Mizu

6 1 0
                                    

Je suis née. Seule et pourtant tant entourée. Unique et pourtant si commune. Je n'ai rien de spécial. On me demande depuis le début de grandir, comme une mer ou un océan. Je suis si petite, si insignifiante. Je n'ai aucune influence sur le monde qui m'entoure. Ce monde si rapide et si grand. Ce monde dont on ne connaît vraiment que notre environnement direct. Je n'ai pas encore conscience de moi. Pourtant, je grandis. Au milieu de mes semblables, de mes proches, qui me donnent chacun une part d'eux pour que je puisse évoluer. Un monde froid. Glacial. Je suis née de ce froid intense. Le temps s'écoula et je rejoignis mes proches. Je grandis encore au milieu d'eux. Je ne suis en rien différente, mais je continue toujours de grandir, prenant une petite partie de tout mes semblables que je rencontre. Je suis devenue trop grande.

Je me sens obligé de suivre un courant, un courant que tant d'autres suivent déjà et qui les conduit à l'autre bout du monde à travers vents et marées. Ce courant m'arrache de mes proches, ceux qui m'ont vu grandir, pourtant il est chaleureux, encourageant, rassurant. Je le suis parmi tant d'autre.

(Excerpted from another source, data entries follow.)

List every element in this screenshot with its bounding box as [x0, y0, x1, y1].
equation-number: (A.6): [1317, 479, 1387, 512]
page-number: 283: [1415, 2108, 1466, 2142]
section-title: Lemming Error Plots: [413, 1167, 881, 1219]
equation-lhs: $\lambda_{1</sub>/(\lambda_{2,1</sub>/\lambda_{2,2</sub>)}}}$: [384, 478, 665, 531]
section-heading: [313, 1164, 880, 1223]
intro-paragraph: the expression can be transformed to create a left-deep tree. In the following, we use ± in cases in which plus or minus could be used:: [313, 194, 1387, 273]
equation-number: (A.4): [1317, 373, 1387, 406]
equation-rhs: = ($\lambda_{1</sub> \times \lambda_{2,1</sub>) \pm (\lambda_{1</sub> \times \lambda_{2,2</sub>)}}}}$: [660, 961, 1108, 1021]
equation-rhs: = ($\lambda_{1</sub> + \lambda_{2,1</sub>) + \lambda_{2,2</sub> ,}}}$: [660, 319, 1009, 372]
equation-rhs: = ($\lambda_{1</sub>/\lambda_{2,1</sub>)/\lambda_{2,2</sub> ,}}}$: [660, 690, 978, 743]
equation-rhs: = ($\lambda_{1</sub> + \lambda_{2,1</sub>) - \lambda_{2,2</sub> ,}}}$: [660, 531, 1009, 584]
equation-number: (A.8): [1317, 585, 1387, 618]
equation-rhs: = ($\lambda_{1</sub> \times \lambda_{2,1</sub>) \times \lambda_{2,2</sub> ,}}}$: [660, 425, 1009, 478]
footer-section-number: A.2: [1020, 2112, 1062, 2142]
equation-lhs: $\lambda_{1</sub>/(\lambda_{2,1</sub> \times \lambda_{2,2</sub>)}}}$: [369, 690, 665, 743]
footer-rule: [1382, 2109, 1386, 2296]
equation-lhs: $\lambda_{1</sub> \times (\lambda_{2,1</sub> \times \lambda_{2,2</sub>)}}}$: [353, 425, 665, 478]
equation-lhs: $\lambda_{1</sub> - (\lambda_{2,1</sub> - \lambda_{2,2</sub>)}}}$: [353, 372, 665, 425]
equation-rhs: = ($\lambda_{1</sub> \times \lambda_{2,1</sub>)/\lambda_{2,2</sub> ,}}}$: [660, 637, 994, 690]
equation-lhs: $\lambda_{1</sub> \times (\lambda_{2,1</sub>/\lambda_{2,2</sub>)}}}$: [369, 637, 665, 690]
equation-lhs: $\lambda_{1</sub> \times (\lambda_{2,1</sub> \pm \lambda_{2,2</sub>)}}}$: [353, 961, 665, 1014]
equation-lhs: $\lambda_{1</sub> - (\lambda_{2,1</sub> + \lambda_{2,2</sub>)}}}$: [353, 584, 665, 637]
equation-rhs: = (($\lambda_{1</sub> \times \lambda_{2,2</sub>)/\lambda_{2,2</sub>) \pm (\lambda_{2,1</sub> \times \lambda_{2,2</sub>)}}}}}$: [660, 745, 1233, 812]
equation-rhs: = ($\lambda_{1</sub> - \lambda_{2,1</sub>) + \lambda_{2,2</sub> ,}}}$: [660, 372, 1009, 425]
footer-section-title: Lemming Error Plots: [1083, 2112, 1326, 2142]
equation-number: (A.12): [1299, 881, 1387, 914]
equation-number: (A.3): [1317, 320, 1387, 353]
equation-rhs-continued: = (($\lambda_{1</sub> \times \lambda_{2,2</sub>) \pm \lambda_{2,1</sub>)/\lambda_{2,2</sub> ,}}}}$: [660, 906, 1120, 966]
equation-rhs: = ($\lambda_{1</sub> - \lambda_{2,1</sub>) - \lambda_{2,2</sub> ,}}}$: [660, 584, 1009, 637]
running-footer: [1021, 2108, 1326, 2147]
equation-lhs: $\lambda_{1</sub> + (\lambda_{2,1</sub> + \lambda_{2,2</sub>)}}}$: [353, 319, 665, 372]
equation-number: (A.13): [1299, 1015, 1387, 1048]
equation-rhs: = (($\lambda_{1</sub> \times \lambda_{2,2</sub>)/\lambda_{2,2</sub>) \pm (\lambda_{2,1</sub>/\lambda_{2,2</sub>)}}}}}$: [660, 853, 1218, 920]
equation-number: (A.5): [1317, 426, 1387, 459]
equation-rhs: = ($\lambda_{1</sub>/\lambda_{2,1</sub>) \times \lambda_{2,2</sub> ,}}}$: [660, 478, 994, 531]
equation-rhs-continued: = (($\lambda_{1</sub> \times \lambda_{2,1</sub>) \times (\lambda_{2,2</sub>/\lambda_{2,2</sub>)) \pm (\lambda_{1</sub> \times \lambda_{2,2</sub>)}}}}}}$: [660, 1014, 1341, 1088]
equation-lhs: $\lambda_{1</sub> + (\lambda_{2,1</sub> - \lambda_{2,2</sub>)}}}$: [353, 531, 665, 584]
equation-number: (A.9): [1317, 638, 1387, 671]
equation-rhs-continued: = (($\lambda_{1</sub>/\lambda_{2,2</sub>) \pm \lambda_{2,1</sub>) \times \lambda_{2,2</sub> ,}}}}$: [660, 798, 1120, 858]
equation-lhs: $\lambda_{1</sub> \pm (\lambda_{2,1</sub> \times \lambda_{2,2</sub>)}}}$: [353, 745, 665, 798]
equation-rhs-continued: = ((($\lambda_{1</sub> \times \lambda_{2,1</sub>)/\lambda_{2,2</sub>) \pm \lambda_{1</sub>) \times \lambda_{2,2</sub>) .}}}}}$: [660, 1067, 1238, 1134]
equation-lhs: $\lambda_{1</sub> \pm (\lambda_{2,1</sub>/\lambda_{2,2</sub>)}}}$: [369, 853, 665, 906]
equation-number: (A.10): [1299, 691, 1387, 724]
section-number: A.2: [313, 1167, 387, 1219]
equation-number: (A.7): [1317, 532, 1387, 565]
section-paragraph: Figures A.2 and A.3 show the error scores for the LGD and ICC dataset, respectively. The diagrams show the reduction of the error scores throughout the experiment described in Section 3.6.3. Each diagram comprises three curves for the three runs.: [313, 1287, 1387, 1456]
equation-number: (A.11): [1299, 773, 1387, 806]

Tant de nouveaux paysages, le Pacifique, les côtes Atlantique, l'océan Indien. Je me sens bien, heureuse, apaisée. Pourtant je ne comprend pas. On me demande de participer à un monde, une société. Une société faite de milliards d'individus, mais tous se ressemblent. Un monde uniforme, sans âme. Je suis comme les autres. Je ne suis pas unique, je suis identique aux autres, je n'ai rien de spécial. On se ressemble tous, suivant tous le même courant. Je ne comprends pas notre société. J'ai arrêté de grandir.

Soudain je me sens légère. Si légère que je m'imagine voler. Je monte, encore et encore, j'atteins les nuages. Je sens la chaleur du Soleil qui me réchauffe et m'aide à m'enfuir de cette société oppressante. Je vois quelqu'une de mes camarades qui me suivent. Si peu. Les autres nous regardent, envieux, jaloux ou moqueurs. Nous voilà pourtant dans les nuages, comme un rêves. Nous nous déplaçons comme nous le voulons en toute liberté.

Mais je me réveille. Je tombe. De très haut et trop rapidement. Les nuages ne veulent plus de moi. J'ai trop grandis. Je tombe encore et encore, de plus en plus vite, mais je ne suis pas seule. D'autres tombent avec moi. Je vois le sol, ou plutôt la montagne. Je m'écrase dans un bruit terriblement insignifiant. Je suis là. Allongée avec tant d'autres de mes semblables, de mes amis, de mes proches. Sur le sol, étendue, je regarde vers le ciel gris et nuageux. Je ne peux plus bouger. Je suis paralysée.

Maintenant je me sens aspirée. Absorbée par quelque chose dans mon dos. Quelque chose qui me veut, qui à besoin de moi. Je perds des forces, je me sens faible, vulnérable. Je ne plus bouger. Je suis sous terre. Enfermée parmi tant d'autre. Ils semblent heureux. Ils sont ensemble sous terre, là, dans cette chaleur agréable si opposée du monde d'où je viens. Il fait noir. J'ai peur, mais je me sens bien, je sais que c'est la fin, mais je sais aussi que je participe à un autre monde. Je sers à quelque chose. Les plantes, le sol, la montagne ont besoin de moi. Alors je reste, allongée, calme, heureuse. Je ressemble à tout les autres, mais mon parcours a été différent.

C'est fini. J'ai suffisamment grandis. J'étais une petite goutte d'eau née d'un iceberg, j'ai parcouru les océans et les mers, j'ai caressé le ciel et les nuages, emportée par l'encourageante chaleur du Soleil, mais je suis tombée. Dans ma chute, je me suis perdue, mais j'ai trouvé un nouveau but.

Je suis une goutte d'un océan de gouttes d'eau.